Frage an Ingrid Nestle von Ben K. bezüglich Umwelt
Sehr geehrte Frau Nestle,
wie wollen die Grünen, wenn die Energieerzeugung weitgehend Klimaneutral ist, die Versorgungssicherheit garantieren?
Da Windkraft und Sonnenenergie, die ja den größten Teil der erneuerbaren Energien ausmachen, ohne Wind bzw. Sonne nichts bringen. Würde es nicht zu etlichen Stromausfällen kommen?
Mit Freundlichen Grüßen B. K.
Sehr geehrter Herr K.,
vielen Dank für Ihre Nachricht und die damit verbundene Frage!
Sie adressieren ein wichtiges Thema. Tatsächlich ist es extrem selten, dass die Erneuerbaren europaweit keinen Strom liefern. Aber natürlich sind sie nicht so einfach zu steuern und deshalb werden sie im Stromsystem der Zukunft flankiert von verschiedenen unterstützenden Elementen.
Dazu gehört zum Beispiel der Ausbau des Stromnetzes und damit der überregionale Austausch. Allein die Verbrauchsspitzen unterscheiden sich von Land zu Land. Während wir im Winter abends am meisten Strom benötigen, liegt die Verbrauchsspitze in Italien im Sommer mittags, ausgelöst durch den Bedarf für die Kühlung.
Ein weiterer Teil der Lösung ist die Anbindung an die großen Speicherkapazitäten in Skandinavien und im Alpenraum. Allein in Norwegen steht 2000 mal so viel Strom aus Speicherwasserkraftwerken zur Verfügung wie in Deutschland. Große Kapazitäten in Schweden, Finnland, Österreich und der Schweiz kommen hinzu. Nächstes Jahr soll ein neues Seekabel nach Norwegen in Betrieb gehen, dass so viel Strom transportiert, wie ein großes Atomkraftwerk produzieren kann.
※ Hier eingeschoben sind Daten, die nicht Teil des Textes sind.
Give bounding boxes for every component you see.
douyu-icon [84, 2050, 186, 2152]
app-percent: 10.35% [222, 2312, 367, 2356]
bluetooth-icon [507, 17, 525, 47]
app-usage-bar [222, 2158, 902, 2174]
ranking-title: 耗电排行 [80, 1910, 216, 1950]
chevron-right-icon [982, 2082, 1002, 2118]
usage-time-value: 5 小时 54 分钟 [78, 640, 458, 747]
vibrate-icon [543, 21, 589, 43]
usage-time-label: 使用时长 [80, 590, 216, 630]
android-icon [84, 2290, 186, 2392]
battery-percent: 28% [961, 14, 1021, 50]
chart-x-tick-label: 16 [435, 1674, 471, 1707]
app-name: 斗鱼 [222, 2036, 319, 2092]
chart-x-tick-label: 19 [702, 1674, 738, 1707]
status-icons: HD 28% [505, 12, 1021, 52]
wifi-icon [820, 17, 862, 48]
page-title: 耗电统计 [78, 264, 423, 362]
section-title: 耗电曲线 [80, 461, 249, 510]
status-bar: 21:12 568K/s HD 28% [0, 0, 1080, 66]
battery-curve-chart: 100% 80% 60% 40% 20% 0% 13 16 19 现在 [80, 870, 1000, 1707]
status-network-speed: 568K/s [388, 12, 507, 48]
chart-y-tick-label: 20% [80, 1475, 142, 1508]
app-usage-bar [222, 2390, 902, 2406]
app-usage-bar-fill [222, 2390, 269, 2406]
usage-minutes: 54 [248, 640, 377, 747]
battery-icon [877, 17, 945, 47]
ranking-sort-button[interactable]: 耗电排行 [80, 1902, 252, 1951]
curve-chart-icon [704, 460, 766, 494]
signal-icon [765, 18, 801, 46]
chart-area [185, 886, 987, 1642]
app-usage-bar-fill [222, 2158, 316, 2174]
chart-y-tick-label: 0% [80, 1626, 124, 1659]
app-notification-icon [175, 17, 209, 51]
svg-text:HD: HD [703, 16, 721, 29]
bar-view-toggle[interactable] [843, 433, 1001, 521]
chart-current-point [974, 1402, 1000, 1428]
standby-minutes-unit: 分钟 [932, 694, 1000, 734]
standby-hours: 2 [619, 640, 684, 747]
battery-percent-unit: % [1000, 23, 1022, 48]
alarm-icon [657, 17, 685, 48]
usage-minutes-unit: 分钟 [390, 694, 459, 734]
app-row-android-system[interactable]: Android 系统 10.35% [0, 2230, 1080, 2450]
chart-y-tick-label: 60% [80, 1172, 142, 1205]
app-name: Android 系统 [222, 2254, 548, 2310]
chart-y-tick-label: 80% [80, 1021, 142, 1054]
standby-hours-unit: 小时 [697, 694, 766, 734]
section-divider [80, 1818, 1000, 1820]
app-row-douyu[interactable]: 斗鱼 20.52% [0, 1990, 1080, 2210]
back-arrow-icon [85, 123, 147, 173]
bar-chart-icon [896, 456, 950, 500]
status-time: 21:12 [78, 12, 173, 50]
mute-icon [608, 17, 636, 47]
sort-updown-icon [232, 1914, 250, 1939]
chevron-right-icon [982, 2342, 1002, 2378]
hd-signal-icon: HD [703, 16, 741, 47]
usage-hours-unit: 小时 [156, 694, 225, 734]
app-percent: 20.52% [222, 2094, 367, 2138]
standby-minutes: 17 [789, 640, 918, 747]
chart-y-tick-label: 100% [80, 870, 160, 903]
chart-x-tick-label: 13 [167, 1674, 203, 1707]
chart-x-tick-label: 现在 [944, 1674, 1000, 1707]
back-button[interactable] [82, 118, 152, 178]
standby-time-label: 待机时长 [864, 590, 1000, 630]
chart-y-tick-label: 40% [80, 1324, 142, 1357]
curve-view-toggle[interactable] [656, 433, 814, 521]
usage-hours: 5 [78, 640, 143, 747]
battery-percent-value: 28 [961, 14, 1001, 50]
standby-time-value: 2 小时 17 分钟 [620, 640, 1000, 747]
Teil der Lösung sind auch steuerbare Erneuerbare wie zum Beispiel Biogas. Künftig wird es auch möglich sein Wind- und Solarstromspitzen als Wasserstoff zu speichern und bei Bedarf einzusetzen. Das ist zwar relativ teuer. Da der Wasserstoff aber nur an wenigen Tagen im Jahr tatsächlich notwendig sein wird, fallen die Gesamtkosten nicht sehr ins Gewicht.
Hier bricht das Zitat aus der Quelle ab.